Puisque le cors blessé, mollement estendu

Puisque le cors blessé, mollement estendu
Œuvres poétiques choisies, Texte établi par Adolphe van BeverE. Sansot et Cie Éditeur (p. 22-33).

II[1]

PUISQUE le cors blessé, mollement estendu
Sur un lit qui se courbe aux malheurs qu’il suporte[2]
Me faict venir au ronge et gouster mes douleurs,
Mes membres, jouissez du repos prétendu.
Tandis l’esprit lassé d’une douleur plus forte
Esgalle au corps bruslant ses ardentes chaleurs.

Le corps vaincu se rend, et lassé de souffrir
Ouvre au dard de la mort sa tremblante poitrine,
Estallant sur un lit ses misérables os,
Et l’esprit, qui ne peut pour endurer mourir,
Dont le feu violent jamais ne se termine.
N’a moyen de trouver un lit pour son repos.

Les médecins fascheux jugent diversement
De la fin de ma vie et de l’ardente flamme
Qui mesme fait le cors pour mon ame souffrir.
Mais qui pourroit juger de l’éternel torment
Qui me presse d’ailleurs ? Je sçay bien que mon ame
N’a point de médecins qui la peussent guérir.

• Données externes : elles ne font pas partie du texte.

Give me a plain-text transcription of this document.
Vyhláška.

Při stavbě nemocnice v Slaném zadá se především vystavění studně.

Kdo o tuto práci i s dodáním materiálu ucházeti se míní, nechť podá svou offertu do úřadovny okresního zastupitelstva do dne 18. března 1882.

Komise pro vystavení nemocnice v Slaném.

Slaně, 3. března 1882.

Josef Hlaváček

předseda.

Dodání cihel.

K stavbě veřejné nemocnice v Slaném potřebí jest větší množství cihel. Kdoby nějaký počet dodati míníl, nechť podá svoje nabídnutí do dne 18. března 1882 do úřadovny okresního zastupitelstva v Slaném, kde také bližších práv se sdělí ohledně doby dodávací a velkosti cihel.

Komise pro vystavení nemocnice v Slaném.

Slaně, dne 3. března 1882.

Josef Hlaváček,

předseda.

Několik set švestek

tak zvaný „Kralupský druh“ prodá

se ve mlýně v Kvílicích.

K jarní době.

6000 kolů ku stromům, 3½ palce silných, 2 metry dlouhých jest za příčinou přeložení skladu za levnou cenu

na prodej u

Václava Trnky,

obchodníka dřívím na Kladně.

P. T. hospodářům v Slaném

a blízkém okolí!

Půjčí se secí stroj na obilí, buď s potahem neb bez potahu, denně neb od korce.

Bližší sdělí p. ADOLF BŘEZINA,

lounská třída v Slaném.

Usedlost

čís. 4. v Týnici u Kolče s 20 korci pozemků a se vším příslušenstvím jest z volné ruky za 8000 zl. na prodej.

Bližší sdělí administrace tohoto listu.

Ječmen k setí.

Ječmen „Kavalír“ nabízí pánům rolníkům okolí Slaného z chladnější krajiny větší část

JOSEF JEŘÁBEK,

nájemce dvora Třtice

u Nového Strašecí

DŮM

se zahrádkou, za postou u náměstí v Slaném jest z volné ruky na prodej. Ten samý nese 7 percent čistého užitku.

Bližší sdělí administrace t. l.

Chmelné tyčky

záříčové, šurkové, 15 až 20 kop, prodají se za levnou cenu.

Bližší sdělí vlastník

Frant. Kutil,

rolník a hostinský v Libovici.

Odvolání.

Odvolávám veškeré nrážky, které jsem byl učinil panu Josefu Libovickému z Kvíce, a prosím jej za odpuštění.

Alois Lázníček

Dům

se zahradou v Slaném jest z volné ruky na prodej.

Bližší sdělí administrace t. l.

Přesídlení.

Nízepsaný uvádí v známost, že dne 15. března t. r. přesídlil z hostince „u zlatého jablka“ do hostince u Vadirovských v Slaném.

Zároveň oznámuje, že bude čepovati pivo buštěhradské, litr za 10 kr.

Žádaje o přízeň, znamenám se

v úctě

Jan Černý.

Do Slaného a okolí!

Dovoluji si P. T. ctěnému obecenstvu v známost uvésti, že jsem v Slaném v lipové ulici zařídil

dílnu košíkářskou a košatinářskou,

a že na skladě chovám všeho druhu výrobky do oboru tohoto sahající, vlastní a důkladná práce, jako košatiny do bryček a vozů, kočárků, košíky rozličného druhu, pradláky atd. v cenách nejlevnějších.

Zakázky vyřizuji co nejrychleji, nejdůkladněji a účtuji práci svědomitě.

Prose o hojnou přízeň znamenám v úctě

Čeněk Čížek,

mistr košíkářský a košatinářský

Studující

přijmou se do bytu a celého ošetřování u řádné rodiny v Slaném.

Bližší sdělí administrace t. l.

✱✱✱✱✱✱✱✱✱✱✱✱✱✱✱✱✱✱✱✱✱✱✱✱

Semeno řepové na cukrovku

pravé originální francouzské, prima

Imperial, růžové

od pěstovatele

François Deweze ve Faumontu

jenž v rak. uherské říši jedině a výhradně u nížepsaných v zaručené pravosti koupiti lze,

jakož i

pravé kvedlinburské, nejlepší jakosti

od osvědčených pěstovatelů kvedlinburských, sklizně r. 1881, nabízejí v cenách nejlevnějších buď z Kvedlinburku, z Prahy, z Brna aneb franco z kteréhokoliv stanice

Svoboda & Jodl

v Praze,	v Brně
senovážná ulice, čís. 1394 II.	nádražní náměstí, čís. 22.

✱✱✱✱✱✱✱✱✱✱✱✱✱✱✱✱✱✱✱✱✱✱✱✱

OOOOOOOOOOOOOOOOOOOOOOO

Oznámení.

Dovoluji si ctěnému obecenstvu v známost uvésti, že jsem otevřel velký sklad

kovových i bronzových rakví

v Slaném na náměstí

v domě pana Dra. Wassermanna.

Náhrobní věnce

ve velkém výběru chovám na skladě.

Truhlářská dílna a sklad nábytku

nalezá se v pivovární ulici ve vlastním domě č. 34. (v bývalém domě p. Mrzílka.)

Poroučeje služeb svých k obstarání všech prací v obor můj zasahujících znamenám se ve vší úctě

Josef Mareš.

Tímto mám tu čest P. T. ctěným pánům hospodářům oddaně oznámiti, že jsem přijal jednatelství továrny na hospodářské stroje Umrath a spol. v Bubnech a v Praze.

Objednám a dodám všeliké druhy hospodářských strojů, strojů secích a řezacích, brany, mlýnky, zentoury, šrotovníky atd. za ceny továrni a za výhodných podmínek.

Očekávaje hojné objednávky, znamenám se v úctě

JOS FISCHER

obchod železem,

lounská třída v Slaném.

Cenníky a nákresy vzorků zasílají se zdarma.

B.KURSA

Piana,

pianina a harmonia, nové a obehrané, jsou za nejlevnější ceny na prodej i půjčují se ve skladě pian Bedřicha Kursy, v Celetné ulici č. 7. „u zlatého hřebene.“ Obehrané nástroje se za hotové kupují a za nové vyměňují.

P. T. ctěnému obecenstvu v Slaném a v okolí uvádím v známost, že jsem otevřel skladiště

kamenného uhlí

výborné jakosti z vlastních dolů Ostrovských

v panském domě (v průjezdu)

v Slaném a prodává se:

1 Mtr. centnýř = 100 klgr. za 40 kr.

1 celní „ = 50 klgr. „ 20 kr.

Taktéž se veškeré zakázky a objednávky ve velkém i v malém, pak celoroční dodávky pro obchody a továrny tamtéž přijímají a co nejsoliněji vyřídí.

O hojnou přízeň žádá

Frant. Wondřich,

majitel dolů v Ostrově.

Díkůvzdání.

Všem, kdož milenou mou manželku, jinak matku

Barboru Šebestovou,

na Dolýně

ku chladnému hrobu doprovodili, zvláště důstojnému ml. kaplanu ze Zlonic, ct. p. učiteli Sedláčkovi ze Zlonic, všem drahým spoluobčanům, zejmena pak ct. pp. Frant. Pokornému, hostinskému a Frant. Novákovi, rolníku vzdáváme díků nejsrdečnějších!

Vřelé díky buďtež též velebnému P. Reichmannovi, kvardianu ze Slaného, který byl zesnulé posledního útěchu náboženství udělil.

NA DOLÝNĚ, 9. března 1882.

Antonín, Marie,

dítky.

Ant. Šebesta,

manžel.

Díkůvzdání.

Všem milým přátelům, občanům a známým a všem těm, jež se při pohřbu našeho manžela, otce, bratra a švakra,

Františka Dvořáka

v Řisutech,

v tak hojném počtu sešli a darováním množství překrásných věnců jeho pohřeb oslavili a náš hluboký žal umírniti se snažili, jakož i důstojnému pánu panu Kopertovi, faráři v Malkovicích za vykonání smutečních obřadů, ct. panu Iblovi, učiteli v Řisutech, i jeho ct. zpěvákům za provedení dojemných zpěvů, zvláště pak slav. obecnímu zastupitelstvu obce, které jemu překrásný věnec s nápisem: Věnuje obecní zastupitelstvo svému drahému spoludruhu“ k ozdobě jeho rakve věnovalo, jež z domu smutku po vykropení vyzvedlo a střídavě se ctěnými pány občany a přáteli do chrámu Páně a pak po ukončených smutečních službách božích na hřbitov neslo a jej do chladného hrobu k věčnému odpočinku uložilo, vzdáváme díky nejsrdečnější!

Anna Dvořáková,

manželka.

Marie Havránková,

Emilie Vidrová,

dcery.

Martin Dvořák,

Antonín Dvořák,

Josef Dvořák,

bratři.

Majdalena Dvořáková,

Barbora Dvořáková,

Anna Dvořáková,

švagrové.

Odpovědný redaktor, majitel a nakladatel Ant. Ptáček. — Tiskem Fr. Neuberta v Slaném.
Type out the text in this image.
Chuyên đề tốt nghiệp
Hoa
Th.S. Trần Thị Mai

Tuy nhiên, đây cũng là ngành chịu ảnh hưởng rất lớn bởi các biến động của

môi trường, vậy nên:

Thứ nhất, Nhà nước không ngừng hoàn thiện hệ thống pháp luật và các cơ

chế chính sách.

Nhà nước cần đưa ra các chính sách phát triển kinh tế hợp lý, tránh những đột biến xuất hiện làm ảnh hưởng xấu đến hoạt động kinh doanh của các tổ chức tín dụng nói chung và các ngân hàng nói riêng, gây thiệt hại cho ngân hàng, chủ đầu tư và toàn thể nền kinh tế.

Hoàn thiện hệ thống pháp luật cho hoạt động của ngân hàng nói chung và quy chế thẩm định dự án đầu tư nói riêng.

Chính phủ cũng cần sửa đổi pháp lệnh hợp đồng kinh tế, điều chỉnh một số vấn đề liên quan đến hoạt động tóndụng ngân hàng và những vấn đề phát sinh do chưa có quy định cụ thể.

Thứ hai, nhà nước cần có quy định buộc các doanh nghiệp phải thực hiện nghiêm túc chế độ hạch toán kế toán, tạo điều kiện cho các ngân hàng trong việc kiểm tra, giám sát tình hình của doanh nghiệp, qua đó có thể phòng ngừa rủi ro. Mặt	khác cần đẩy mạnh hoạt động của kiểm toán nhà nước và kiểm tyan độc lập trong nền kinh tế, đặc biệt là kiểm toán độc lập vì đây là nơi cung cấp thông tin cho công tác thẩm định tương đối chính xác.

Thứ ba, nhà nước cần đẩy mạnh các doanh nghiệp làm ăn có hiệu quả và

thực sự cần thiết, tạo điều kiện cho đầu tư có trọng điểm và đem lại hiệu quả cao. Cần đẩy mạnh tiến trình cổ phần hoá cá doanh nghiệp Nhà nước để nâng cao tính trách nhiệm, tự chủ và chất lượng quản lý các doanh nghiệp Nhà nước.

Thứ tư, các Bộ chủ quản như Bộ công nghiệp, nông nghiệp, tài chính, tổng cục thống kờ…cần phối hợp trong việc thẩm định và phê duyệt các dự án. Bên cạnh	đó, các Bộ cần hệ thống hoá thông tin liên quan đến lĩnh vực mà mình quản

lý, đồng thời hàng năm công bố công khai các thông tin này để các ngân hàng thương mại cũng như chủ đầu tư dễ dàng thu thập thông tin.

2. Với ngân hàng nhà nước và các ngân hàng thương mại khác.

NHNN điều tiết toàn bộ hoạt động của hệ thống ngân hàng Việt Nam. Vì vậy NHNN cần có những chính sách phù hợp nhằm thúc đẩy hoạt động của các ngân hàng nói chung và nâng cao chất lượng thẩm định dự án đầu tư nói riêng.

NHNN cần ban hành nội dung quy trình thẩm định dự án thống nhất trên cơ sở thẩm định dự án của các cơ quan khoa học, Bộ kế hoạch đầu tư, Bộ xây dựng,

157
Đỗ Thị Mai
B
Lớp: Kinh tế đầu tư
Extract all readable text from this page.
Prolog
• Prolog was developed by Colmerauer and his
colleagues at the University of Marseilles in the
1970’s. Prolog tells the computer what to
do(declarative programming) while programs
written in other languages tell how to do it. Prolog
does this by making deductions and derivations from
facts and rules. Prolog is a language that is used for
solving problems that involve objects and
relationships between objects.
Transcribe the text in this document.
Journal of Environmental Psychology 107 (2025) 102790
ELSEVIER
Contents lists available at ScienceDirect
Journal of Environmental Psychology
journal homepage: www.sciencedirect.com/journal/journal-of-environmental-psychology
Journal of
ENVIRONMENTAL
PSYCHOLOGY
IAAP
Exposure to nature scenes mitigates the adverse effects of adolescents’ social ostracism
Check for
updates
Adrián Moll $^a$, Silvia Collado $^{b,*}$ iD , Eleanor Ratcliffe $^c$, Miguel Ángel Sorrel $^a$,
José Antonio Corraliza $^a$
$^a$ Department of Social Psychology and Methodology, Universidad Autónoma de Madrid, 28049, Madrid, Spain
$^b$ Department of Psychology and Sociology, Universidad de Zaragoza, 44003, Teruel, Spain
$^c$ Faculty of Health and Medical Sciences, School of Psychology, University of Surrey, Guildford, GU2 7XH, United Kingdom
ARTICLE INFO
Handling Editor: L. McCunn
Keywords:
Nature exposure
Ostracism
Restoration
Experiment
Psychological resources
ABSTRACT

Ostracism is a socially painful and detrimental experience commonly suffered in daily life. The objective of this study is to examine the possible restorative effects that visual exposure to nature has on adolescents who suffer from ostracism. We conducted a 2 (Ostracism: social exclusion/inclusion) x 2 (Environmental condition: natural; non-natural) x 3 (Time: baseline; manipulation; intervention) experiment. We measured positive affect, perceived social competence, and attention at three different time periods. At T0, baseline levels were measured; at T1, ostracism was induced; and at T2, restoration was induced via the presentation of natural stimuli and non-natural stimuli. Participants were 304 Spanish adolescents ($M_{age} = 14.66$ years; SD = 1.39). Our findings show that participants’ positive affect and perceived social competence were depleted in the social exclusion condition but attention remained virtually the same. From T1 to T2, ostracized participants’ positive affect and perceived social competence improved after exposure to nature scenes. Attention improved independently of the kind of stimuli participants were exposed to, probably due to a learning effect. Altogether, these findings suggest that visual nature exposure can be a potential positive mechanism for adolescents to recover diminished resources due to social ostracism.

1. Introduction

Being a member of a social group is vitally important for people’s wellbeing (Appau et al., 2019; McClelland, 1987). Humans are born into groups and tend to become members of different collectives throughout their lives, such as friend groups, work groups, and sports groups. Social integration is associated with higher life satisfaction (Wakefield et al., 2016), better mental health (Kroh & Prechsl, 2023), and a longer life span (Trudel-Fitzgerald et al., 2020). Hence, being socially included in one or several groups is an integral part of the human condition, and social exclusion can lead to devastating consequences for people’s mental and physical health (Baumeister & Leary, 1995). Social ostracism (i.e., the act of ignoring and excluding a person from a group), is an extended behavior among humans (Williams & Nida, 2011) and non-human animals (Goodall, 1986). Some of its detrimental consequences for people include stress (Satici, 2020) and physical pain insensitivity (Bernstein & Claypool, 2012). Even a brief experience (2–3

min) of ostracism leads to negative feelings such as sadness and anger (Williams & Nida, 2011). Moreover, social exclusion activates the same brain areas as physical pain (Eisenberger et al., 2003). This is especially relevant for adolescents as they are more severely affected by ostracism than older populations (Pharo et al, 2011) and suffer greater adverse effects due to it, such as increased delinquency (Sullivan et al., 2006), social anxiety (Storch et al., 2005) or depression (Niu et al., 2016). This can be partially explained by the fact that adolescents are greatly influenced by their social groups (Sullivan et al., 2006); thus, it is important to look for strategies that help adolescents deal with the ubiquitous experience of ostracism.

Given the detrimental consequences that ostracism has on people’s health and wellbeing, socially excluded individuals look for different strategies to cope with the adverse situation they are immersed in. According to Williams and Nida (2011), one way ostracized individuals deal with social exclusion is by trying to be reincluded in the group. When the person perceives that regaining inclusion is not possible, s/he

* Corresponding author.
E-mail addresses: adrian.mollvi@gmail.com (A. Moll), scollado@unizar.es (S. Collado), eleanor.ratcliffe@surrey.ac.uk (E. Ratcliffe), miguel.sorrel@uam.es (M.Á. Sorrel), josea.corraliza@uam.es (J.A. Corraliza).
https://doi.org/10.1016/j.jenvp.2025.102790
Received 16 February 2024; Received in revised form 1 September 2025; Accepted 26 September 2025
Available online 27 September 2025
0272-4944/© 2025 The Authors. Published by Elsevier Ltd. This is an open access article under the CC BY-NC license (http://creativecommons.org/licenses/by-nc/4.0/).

Mes yeux enflez de pleurs regardent mes rideaux
Cramoisis[3], esclatans du jour d’une fenestre
Qui m’offusque la veuë, et faict cliner les yeux,

Et je me resouviens des célestes flambeaux,
Comme le lis vermeil de ma dame faict naistre
Un vermeillon pareil à l’aurore des Cieux.
 
Je voy mon lict qui tremble ainsi comme je fais,
Je voy trembler[4] mon ciel, le chaslit et la frange
Et les soupirs des vents passer en tremblottant ;
Mon esprit tremble ainsi et gemist soubs le fais
D’un amour plein de vent qui, muable, se change
Aux vouloirs d’un cerveau plus que l’air inconstant.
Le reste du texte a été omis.